Pretty much every member of our community has experienced the traffic that comes in the morning on the way to school. Whether you are going onto Bardstown Road, towards Shepherdsville, towards Taylorsville or to Bullitt East, there is always stop-and-go traffic. Senior Cole Davenport, who has been driving to school since the beginning of his junior year said, “There’s only one entrance and exit to the parking lot, so in the mornings it creates a lot of traffic and that’s why a lot of people are late. And in the afternoon it takes a long time for everyone to get out.”

Safety issues also arise daily in the parking lot. Students are constantly speeding and even with teachers trying to direct traffic, it can be dangerous for kids trying to get to their car. “I feel like people worry more about how quick they can get out of the parking lot rather than worry about the safety of other drivers,” said senior Zach Hill. According to Assistant Principal Tim Ridley, approximately 10 to 12 wrecks have occurred in the student parking lot this school year so far.

Ridley has parking lot duties in the afternoon, so he has a first-hand look at what happens in the parking lot. “My first priority in the afternoon, since everyone is trying to get out of here, is to make sure people can cross safely….when people do drive recklessly, we intervene when we see it; obviously we can’t see everything,” said Ridley.

Another problem that comes with student parking is the number of spots available. Parking pass eligibility is based on grades and behavior, although there are many juniors who are eligible who were told that there weren’t enough spots, so they’d be placed on a waiting list.

Students that did not receive a parking pass often park illegally at local businesses like Kroger, Dance Unlimited and nearby restaurants. This is dangerous for these students because they face the risk of getting their car towed.

Junior Tyler Mozingo does not have a parking pass and has to park at Half-Time’s Sports Bar and Grill. “I’ve tried [to get a pass] on three different occasions and they basically told me that all the spots were accounted for,” said Mozingo. However, many say they see empty spots everyday; Davenport said that the spots to the left and the right of his own car have been empty since the beginning of the year.
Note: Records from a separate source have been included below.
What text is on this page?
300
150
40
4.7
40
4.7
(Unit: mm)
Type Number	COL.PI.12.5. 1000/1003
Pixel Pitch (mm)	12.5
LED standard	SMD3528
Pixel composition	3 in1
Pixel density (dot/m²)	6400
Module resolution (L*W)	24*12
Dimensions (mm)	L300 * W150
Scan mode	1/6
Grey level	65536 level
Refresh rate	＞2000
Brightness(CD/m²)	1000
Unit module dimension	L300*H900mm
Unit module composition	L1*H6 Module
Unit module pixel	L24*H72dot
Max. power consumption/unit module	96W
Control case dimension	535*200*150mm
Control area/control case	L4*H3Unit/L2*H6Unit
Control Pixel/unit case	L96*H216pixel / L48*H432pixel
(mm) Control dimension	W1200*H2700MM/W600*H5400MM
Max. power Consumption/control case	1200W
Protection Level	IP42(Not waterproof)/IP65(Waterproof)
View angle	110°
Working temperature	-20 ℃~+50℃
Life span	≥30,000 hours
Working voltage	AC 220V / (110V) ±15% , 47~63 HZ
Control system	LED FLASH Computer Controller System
There is a reason for some of the empty spots. A large number of student drivers are seniors, many of whom also participate in programs like co-op and JCTC classes, so at the end of the day it appears that there are a lot of empty spots, when in reality those spots are used by students who leave earlier in the school day. Ridley works with Angie Villarreal in the front office on parking passes as well. “I know she’s going back through because some kids have moved and things like that, so she’s trying to go back through and find out which [spots] are left open,” said Ridley.
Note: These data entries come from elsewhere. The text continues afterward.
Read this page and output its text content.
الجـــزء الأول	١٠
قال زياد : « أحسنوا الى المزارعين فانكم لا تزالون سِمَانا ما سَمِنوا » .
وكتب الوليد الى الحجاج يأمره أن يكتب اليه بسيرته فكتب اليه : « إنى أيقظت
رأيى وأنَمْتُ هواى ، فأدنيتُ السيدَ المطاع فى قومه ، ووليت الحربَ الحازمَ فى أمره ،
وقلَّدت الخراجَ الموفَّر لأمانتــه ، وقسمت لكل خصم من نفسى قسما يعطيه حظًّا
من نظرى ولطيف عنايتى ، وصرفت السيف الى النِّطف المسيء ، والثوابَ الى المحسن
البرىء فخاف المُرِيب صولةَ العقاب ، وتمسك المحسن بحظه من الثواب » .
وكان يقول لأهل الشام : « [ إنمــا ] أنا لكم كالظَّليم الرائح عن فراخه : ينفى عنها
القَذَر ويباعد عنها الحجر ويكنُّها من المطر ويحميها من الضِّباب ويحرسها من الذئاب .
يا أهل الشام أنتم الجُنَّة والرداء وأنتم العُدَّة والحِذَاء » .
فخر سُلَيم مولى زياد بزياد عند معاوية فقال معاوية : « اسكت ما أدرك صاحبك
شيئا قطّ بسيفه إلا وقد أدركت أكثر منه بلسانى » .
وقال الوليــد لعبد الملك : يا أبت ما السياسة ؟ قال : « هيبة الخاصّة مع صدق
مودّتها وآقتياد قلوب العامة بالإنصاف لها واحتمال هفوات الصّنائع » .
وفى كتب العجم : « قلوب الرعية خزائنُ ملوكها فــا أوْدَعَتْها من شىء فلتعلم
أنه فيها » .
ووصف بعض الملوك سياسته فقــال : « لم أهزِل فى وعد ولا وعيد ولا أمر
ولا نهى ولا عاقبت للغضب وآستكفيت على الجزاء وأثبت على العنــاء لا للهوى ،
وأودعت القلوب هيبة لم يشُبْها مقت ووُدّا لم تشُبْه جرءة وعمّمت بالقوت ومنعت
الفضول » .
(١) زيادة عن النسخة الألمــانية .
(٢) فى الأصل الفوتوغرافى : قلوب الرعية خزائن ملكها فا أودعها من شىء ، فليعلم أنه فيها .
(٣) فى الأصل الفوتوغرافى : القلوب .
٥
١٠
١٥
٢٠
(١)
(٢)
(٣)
Students do have some ideas on what the school could do to fix these issues of traffic before and after school, as well as not having enough spots for all those who want to drive to school. Across the street from Bullitt East is a corn and soybean field that many have suggested the school buy to create another parking lot. But this poses the problem of cost as well as an added safety hazard of making students cross Highway 44 during times of heavy traffic. There have even been suggestions to turn Old Mill Elementary into a separate Freshmen Academy with extra parking and using the field across the street to build a new elementary school.

Another solution could be to possibly create another entrance to the parking lot to limit the amount of traffic in the morning and get everyone out after school, as suggested by Davenport. The additional entrance could lead to the back road behind Kroger.  

Something students might not realize when they are calling for change in the parking lot is that any sort of expansion of the parking lot would have to be a board decision, and not something the school itself can start. Ridley did say that the city of Mount Washington is working with the school district to come up with a solution with the traffic.

With or without a new drastic solution, it is imperative that students be more cautious in the parking lot to ensure the safety of all drivers. If students do have ideas that may help the traffic pattern or any other issues they see in the parking lot, they are encouraged to share with Ridley and the rest of the administration.